City of SA caves, takes over state roads
TX Transportation Commission even opposes the turnback program. Read it here.
City caves, agrees to take over state roads
By Terri Hall
Examiner.com
February 3, 2014
It’s unbelievable what politicians consider a good deal. The San Antonio City Council formally approved an inter-local agreement with the Texas Department of Transportation (TxDOT) to takeover maintenance on 21.8 miles on segments of nine state highways within the city: Broadway, Culebra, Eckert, Fredericksburg Road, Lone Star Pass, San Pedro, UTSA Blvd., and Hausman. In exchange, the city gets more space inside TxDOT’s Transguide building, property to complete its convention center expansion, $250,000 to fix roads at Lackland, a $150,000 Wurzbach Pkwy traffic study, and re-configuring Broadway into a ‘complete street’ with bike lanes and pedestrian walkways.
Those are seriously the priorities of the San Antonio City Council, not expanding north side freeways that are among the most congested corridors in the state. So the city takes on $2.5 million a year obligation in new road maintenance costs for state highways, for which there’s no money for in the existing budget, and what do we get in return? Basically, a one-time, short-term measly $350,000 and bike lanes and sidewalks on Broadway.
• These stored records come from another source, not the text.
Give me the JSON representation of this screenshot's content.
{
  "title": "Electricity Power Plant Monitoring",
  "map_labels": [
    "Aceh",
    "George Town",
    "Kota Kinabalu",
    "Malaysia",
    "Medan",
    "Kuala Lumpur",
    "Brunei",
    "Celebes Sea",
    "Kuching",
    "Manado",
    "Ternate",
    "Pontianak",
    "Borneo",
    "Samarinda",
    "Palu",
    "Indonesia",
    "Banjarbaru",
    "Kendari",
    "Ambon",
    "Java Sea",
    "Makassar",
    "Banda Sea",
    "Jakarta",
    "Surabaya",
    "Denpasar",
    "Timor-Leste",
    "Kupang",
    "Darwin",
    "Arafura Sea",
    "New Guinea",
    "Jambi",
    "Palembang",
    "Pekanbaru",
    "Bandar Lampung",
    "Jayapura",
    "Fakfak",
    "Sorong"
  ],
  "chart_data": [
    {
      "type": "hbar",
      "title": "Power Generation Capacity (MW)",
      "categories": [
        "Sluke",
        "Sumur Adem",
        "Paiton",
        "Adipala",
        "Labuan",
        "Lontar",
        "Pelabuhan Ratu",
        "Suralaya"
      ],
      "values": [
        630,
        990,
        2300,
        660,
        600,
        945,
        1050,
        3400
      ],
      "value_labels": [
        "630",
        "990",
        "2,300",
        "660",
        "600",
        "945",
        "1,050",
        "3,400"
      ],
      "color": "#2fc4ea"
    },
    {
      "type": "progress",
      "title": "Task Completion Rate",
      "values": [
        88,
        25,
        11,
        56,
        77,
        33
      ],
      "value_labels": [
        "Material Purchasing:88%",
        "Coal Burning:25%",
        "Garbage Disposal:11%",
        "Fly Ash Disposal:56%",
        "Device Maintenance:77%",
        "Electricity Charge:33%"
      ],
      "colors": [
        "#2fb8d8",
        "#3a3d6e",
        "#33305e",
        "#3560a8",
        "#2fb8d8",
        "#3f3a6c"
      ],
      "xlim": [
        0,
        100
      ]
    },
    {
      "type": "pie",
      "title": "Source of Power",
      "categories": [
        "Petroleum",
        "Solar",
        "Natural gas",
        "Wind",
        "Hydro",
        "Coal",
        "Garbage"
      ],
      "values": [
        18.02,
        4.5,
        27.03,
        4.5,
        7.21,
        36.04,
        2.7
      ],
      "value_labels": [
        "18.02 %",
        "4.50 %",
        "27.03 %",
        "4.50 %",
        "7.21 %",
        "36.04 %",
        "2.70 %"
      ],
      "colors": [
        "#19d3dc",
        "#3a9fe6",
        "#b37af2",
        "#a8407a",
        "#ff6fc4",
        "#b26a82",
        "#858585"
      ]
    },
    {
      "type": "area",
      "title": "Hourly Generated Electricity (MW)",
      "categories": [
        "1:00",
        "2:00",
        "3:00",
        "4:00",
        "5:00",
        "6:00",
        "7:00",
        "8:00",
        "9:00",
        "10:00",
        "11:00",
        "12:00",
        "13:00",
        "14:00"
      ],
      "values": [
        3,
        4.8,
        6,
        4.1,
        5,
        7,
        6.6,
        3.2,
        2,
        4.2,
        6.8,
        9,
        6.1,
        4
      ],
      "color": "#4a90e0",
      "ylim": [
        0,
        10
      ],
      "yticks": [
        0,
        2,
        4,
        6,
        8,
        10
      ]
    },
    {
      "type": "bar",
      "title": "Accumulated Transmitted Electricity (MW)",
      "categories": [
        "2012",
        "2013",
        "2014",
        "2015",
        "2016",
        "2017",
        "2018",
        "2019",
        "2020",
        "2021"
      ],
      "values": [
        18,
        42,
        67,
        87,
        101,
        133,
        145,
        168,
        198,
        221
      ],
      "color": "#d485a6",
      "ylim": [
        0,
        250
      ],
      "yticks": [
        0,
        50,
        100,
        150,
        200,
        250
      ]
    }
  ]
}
San Antonio, we have a problem!
Let’s not forget TxDOT initially asked the city to takeover 129 miles of state highways to which the city correctly said ‘No.’
But in secret backroom negotiations with County Judge Nelson Wolff and other officials like Via Board Chairman Henry Munoz, an $850 million toll road deal was brokered to add toll lanes to 281 and I-10 (outside Loop 1604) and in return, TxDOT dropped $70 million to extend the free lanes expansion of Loop 1604 West from Potranco to Hwy 90. As part of the deal, the city and county would take over portions of state highways from TxDOT.
What happened to ‘We made a mistake’?
This turnback program all started when the Texas Legislature passed a bill that required TxDOT to find $100 million in savings from its bloated administration and operating budget. The top 4-5 executives at TxDOT make over $1 million a year in salaries. Former House Transportation Committee Chair Joe Pickett chastised TxDOT for trying to offload maintenance of the state highway system onto local cities and counties and said that’s what the legislature meant when it said to find savings. Pickett then urged TxDOT to apologize and admit, ‘we made a mistake.’ Instead, Bexar County and the City of San Antonio bought it hook, line, and sinker.
Who still thinks TxDOT doesn’t have any money for roads? TxDOT just came up with $70 million out of thin air to appease State Rep. Jose Menendez and get Loop 1604 expanded without tolls, while 281 and I-10 politicians like Donna Campbell, Lyle Larson, and Kevin Wolff agree to toll-tax drivers on 281 and I-10 claiming ‘there’s no money to fix them without tolls.’ If that $70 million had been allocated to 281, there’s enough existing tax money allocated to the corridor to get it fixed without tolls.
LOCAL taxpayers now burdened with maintaining STATE roads
Local taxpayers already shoulder the burden to pay for local city and county roads from local taxes (primarily property tax and a portion of sales tax), now they’ll be paying to maintain state roads out of their local road taxes, too. Even worse, local taxpayers also pay a state gas and a state vehicle registration fee among other taxes to build and maintain state roads. San Antonio taxpayers pay far more in road taxes than they get back from the state.
Alamo city taxpayers should be getting 11% or more of TxDOT’s total new construction budget annually, which averages $4 billion, but it receives a paltry $200 million a year back from the state (or 6% of the total in 2013). By contrast, Ft. Worth, roughly the same size as San Antonio, raked in 16% of the pie in 2013. Some years, El Paso and the Rio Grande Valley received more for road expansion than San Antonio, a city of 1.8 million people.
We’re being starved. Why? To force us into capitulating to toll roads in order to get more of our money back from TxDOT. With the city’s approval to takeover state roads, the TxDOT strategy clearly worked. None of our city or county politicians are fighting to get our tax money back to the region.
Instead, they’re agreeing to increase taxes through tolls, doing TxDOT’s job for them, and getting a pittance in return, with no long-term remedy for TxDOT’s systematic snub. In addition to the above, Nelson Wolff asked for a got a new $10 vehicle registration fee hike passed in the legislature in 2013 - with the support of Republicans Campbell and Larson. How will he use that money? For toll roads, not free roads. No matter how you slice it, San Antonians are gonna pay more for roads. Lots more.
It’s time to give these feckless politicians the boot!